Ini adalah lagu duet antara pria dan wanita, Wendy cukup tahu lagu ini karena ini adalah lagu lawas. Tega sekali jika ia harus mengabaikan Manda sedangkan Manda terlihat begitu tulus saat membawakan lirik pertama tadi.
"A-aku juga rinduuu.. Lincah man ja, sii..kap muu.."
Tapi tiba-tiba tangan yang memegang mic itu seketika tremor, suara sumbang yang ia keluarkan juga terdengar gemetaran. Ia sudah berusaha semaksimal mungkin, namun dirinya yang tidak pandai bernyanyi dan baru kali ini memegang mic menjadi sangat menciut.
Semua orang yang tadinya menikmati kini malah ingin tertawa. Duet antara Manda dan Wendy begitu bertubrukan, belum lagi melihat ekspresi Wendy yang tak karuan, Gilang tak kuasa menahannya, ia ingin pergi sebentar sampai Wendy habis dengan lagunya.
"Lang lu mau ke mana?" Diah melihat Gilang bangkit.
"Ke toilet bentar, lu diem aja di sini."
Dan toilet pun menjadi tempat pelarian, namun tak lama Gilang kembali lagi.
"Beneran bentar, abis ngapain sih?" Diah kepo.
"Gak ngapa-ngapain."
Tadinya Gilang ingin menunggu di dalam toilet, namun tindakannya ia urungkan ketika melihat banyak tisu habis pakai di dalam sana. Gilang tentunya jijik, bau pesing juga tercium semerbak, sontak ia langsung putar balik menuju ke tempat semula.
__ADS_1
'Jorok banget sih ni tempat. Untung gue gak liat klosetnya, pasti ada najis tuh di situ.' Gilang membayangkan limbah manusia.

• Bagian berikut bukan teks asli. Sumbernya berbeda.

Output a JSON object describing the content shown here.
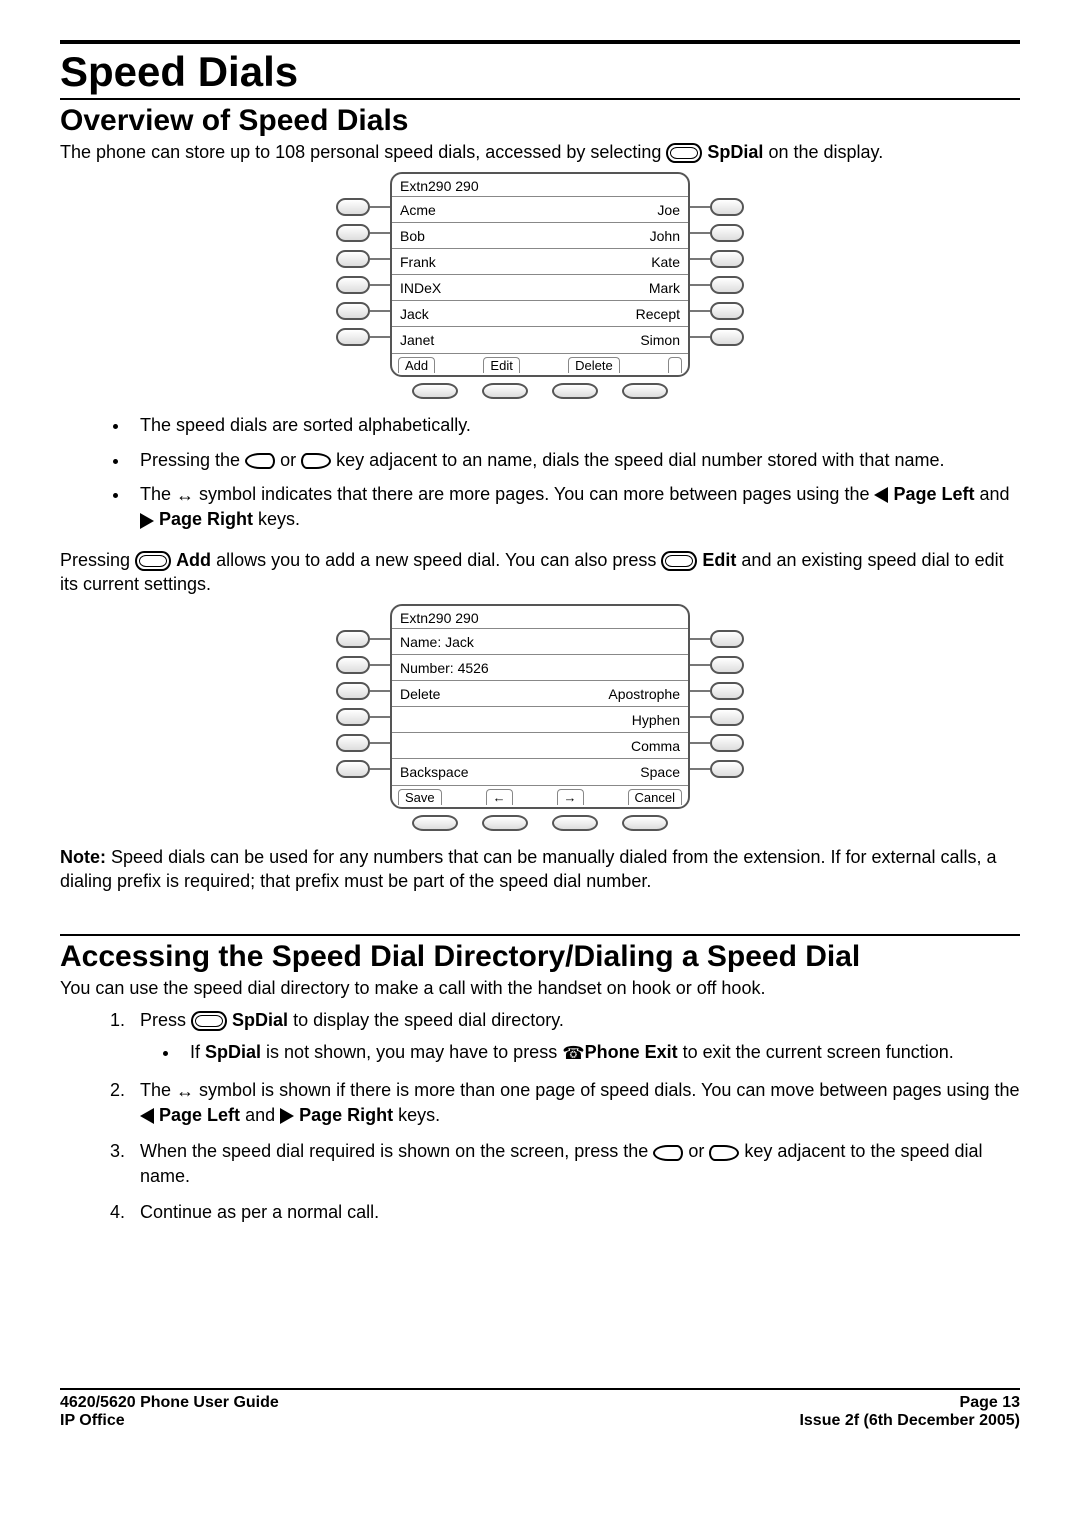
{
  "title": "Speed Dials",
  "section1": {
    "heading": "Overview of Speed Dials",
    "intro_a": "The phone can store up to 108 personal speed dials, accessed by selecting ",
    "intro_b": " SpDial",
    "intro_c": " on the display.",
    "bullet1": "The speed dials are sorted alphabetically.",
    "bullet2_a": "Pressing the ",
    "bullet2_b": " or ",
    "bullet2_c": " key adjacent to an name, dials the speed dial number stored with that name.",
    "bullet3_a": "The ",
    "bullet3_sym": "↔",
    "bullet3_b": " symbol indicates that there are more pages. You can more between pages using the ",
    "bullet3_c": "Page Left",
    "bullet3_d": " and ",
    "bullet3_e": " Page Right",
    "bullet3_f": " keys.",
    "para2_a": "Pressing ",
    "para2_b": " Add",
    "para2_c": " allows you to add a new speed dial. You can also press ",
    "para2_d": " Edit",
    "para2_e": " and an existing speed dial to edit its current settings.",
    "note_label": "Note:",
    "note_text": " Speed dials can be used for any numbers that can be manually dialed from the extension. If for external calls, a dialing prefix is required; that prefix must be part of the speed dial number."
  },
  "lcd1": {
    "header": "Extn290 290",
    "rows": [
      {
        "left": "Acme",
        "right": "Joe"
      },
      {
        "left": "Bob",
        "right": "John"
      },
      {
        "left": "Frank",
        "right": "Kate"
      },
      {
        "left": "INDeX",
        "right": "Mark"
      },
      {
        "left": "Jack",
        "right": "Recept"
      },
      {
        "left": "Janet",
        "right": "Simon"
      }
    ],
    "softkeys": [
      "Add",
      "Edit",
      "Delete",
      ""
    ]
  },
  "lcd2": {
    "header": "Extn290 290",
    "rows": [
      {
        "left": "Name: Jack",
        "right": ""
      },
      {
        "left": "Number: 4526",
        "right": ""
      },
      {
        "left": "Delete",
        "right": "Apostrophe"
      },
      {
        "left": "",
        "right": "Hyphen"
      },
      {
        "left": "",
        "right": "Comma"
      },
      {
        "left": "Backspace",
        "right": "Space"
      }
    ],
    "softkeys": [
      "Save",
      "←",
      "→",
      "Cancel"
    ]
  },
  "section2": {
    "heading": "Accessing the Speed Dial Directory/Dialing a Speed Dial",
    "intro": "You can use the speed dial directory to make a call with the handset on hook or off hook.",
    "step1_a": "Press ",
    "step1_b": " SpDial",
    "step1_c": " to display the speed dial directory.",
    "step1_sub_a": "If ",
    "step1_sub_b": "SpDial",
    "step1_sub_c": " is not shown, you may have to press ",
    "step1_sub_d": "Phone Exit",
    "step1_sub_e": " to exit the current screen function.",
    "step2_a": "The ",
    "step2_sym": "↔",
    "step2_b": " symbol is shown if there is more than one page of speed dials. You can move between pages using the ",
    "step2_c": " Page Left",
    "step2_d": " and ",
    "step2_e": " Page Right",
    "step2_f": " keys.",
    "step3_a": "When the speed dial required is shown on the screen, press the ",
    "step3_b": " or ",
    "step3_c": " key adjacent to the speed dial name.",
    "step4": "Continue as per a normal call."
  },
  "footer": {
    "left1": "4620/5620 Phone User Guide",
    "left2": "IP Office",
    "right1": "Page 13",
    "right2": "Issue 2f (6th December 2005)"
  }
}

Setelah sekian menit akhirnya lagu pun selesai dan Manda mendapat tepukan tangan dari Sinta. Lanjut ke lagu berikutnya, Manda mengetikkan lagu untuk dinyanyikan oleh Sinta.

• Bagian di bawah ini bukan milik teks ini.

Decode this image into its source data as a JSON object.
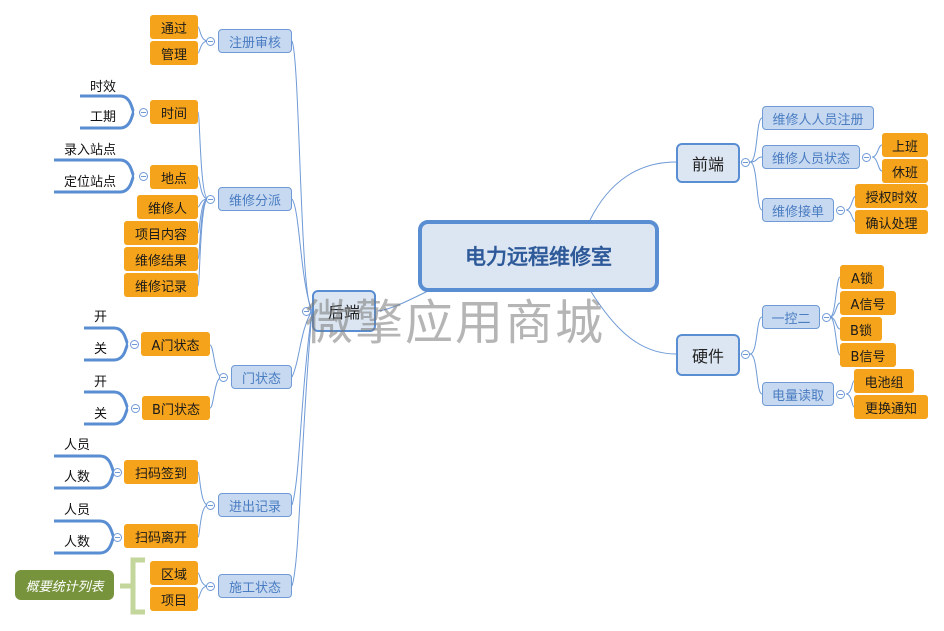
{
  "root": {
    "label": "电力远程维修室"
  },
  "watermark": "微擎应用商城",
  "frontend": {
    "label": "前端",
    "items": [
      {
        "label": "维修人人员注册"
      },
      {
        "label": "维修人员状态",
        "children": [
          "上班",
          "休班"
        ]
      },
      {
        "label": "维修接单",
        "children": [
          "授权时效",
          "确认处理"
        ]
      }
    ]
  },
  "hardware": {
    "label": "硬件",
    "items": [
      {
        "label": "一控二",
        "children": [
          "A锁",
          "A信号",
          "B锁",
          "B信号"
        ]
      },
      {
        "label": "电量读取",
        "children": [
          "电池组",
          "更换通知"
        ]
      }
    ]
  },
  "backend": {
    "label": "后端",
    "items": [
      {
        "label": "注册审核",
        "children": [
          "通过",
          "管理"
        ]
      },
      {
        "label": "维修分派",
        "children": [
          "时间",
          "地点",
          "维修人",
          "项目内容",
          "维修结果",
          "维修记录"
        ],
        "time_details": [
          "时效",
          "工期"
        ],
        "place_details": [
          "录入站点",
          "定位站点"
        ]
      },
      {
        "label": "门状态",
        "children": [
          "A门状态",
          "B门状态"
        ],
        "a_details": [
          "开",
          "关"
        ],
        "b_details": [
          "开",
          "关"
        ]
      },
      {
        "label": "进出记录",
        "children": [
          "扫码签到",
          "扫码离开"
        ],
        "in_details": [
          "人员",
          "人数"
        ],
        "out_details": [
          "人员",
          "人数"
        ]
      },
      {
        "label": "施工状态",
        "children": [
          "区域",
          "项目"
        ],
        "summary": "概要统计列表"
      }
    ]
  },
  "colors": {
    "leaf": "#f5a31a",
    "sub": "#c6d9f1",
    "main": "#dce6f2",
    "line": "#5a8ed2",
    "summary": "#77933c"
  }
}
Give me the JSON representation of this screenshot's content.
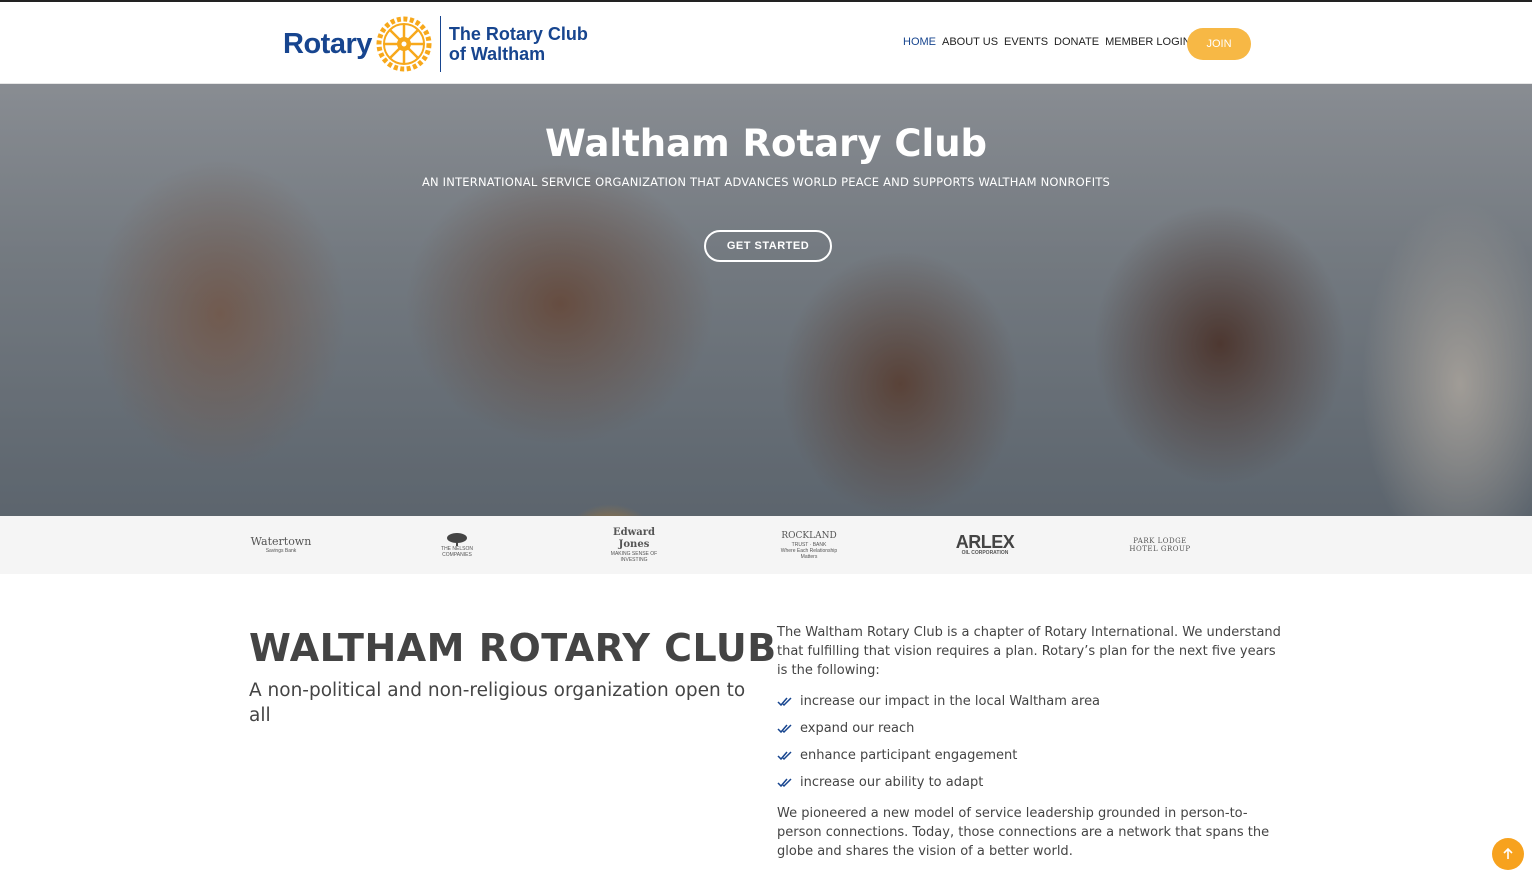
{
  "header": {
    "logo_word": "Rotary",
    "logo_club_line1": "The Rotary Club",
    "logo_club_line2": "of Waltham",
    "nav": [
      "HOME",
      "ABOUT US",
      "EVENTS",
      "DONATE",
      "MEMBER LOGIN"
    ],
    "active_nav": "HOME",
    "join_label": "JOIN"
  },
  "hero": {
    "title": "Waltham Rotary Club",
    "subtitle": "AN INTERNATIONAL SERVICE ORGANIZATION THAT ADVANCES WORLD PEACE AND SUPPORTS WALTHAM NONROFITS",
    "cta_label": "GET STARTED"
  },
  "sponsors": {
    "watertown": {
      "main": "Watertown",
      "small": "Savings Bank"
    },
    "nelson": {
      "small": "THE NELSON COMPANIES"
    },
    "edwardjones": {
      "main": "Edward Jones",
      "small": "MAKING SENSE OF INVESTING"
    },
    "rockland": {
      "main": "ROCKLAND",
      "small": "TRUST · BANK",
      "tagline": "Where Each Relationship Matters"
    },
    "arlex": {
      "main": "ARLEX",
      "small": "OIL CORPORATION"
    },
    "parklodge": {
      "line1": "PARK LODGE",
      "line2": "HOTEL GROUP"
    }
  },
  "about": {
    "title": "WALTHAM ROTARY CLUB",
    "subtitle": "A non-political and non-religious organization open to all",
    "intro": "The Waltham Rotary Club is a chapter of Rotary International. We understand that fulfilling that vision requires a plan. Rotary’s plan for the next five years is the following:",
    "goals": [
      "increase our impact in the local Waltham area",
      "expand our reach",
      "enhance participant engagement",
      "increase our ability to adapt"
    ],
    "closing": "We pioneered a new model of service leadership grounded in person-to-person connections. Today, those connections are a network that spans the globe and shares the vision of a better world."
  },
  "colors": {
    "brand_blue": "#17458f",
    "brand_gold": "#f7b845",
    "text": "#444444"
  },
  "icons": {
    "logo": "rotary-wheel-icon",
    "list_bullet": "double-check-icon",
    "back_to_top": "arrow-up-icon"
  }
}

Perlahan Diah pun ikut bergabung juga, mereka dengan mudahnya sudah terlihat akrab. Dan Diah yang tadinya menolak tawaran untuk membeli minum malah meminum air mineral botol yang sudah tersedia di atas meja.
Karena semua menolak untuk membeli minum, jadi Manda hanya memesan 6 botol air mineral. Air mineral saja sudah 3x lipat dari harga biasa. Memang tak asyik jika tak ditemani alkohol, Manda bukanlah orang alim, tapi ia tahu bahwa minuman keras tidak baik untuk teman-temannya Wendy.
Ruangan ber AC itu kini dipenuhi dengan bau rokok. Brian sama sekali tidak merokok, ia berselonjor di sofa panjang yang didudukinya sambil bersandar ke badan sofa.
Sampai akhirnya waktu habis dan para penyanyi pun sudah kehabisan suara. 3 jam terasa sangat singkat, teori relativitas Enstein ternyata berlaku di tempat ini. Semuanya pun segera keluar dari bilik dan hendak bubar sebelum larut malam.
"Aku ke toilet dulu ya." Sinta yang sedari tadi hanya minum dan bernyanyi tak tahan ingin buang air kecil.
"Aku juga." Diah juga begitu.Tapi tiba-tiba langkah mereka terhenti karena ucapan Gilang.
"Jangan!" Gilang mengulurkan kedua tangannya seakan hendak mencapai mereka. Lantas sikapnya membuat semua orang mengajukan pertanyaan yang sama.
"Kenapa?"
"Emm itu.. Pokoknya jangan, ntar kalian nyesel." Gilang bingung mau menjelaskannya bagaimana.
"Di sana banyak tisu!" Lanjut Gilang ragu-ragu.
"Aahh aku sudah tak tahan!" Sinta tak peduli dengan ucapan Gilang dan langsung pergi begitu saja. Diah pun mengikuti Sinta sambil memandang aneh Gilang sekejap.
'Udahlah, ntar mereka juga tau sendiri.' Gilang akhirnya berputus asa.
Sekian menit mereka hanya diri-diri di situ menghalangi jalan. Hingga seorang pemandu lagu datang dan menghampiri mereka.
"Permisi, ada yang bisa dibantu?" Ucap Wanita itu melihat kepada semuanya.
Brian hafal betul dengan wanita itu, dulu ia sering membuat janji dengannya. Lantas Brian langsung memalingkan wajah, berharap wanita itu tidak melihatnya.
'Kenapa dia ada di sini?!' Brian tengah berkeringat dingin.
Seumur hidup, Brian baru pertama kali ke tempat karaoke ini. Alasan ia setuju datang ke sini ya karena ia rasa tidak ada PL yang ia kenal di sini. Tapi Brian salah, ternyata wanita itu juga bekerja di tempat ini.
"Kamu kenapa hey?" Setelah sekejap mengobrol, wanita itu berjalan mendongakkan wajahnya menatap Brian.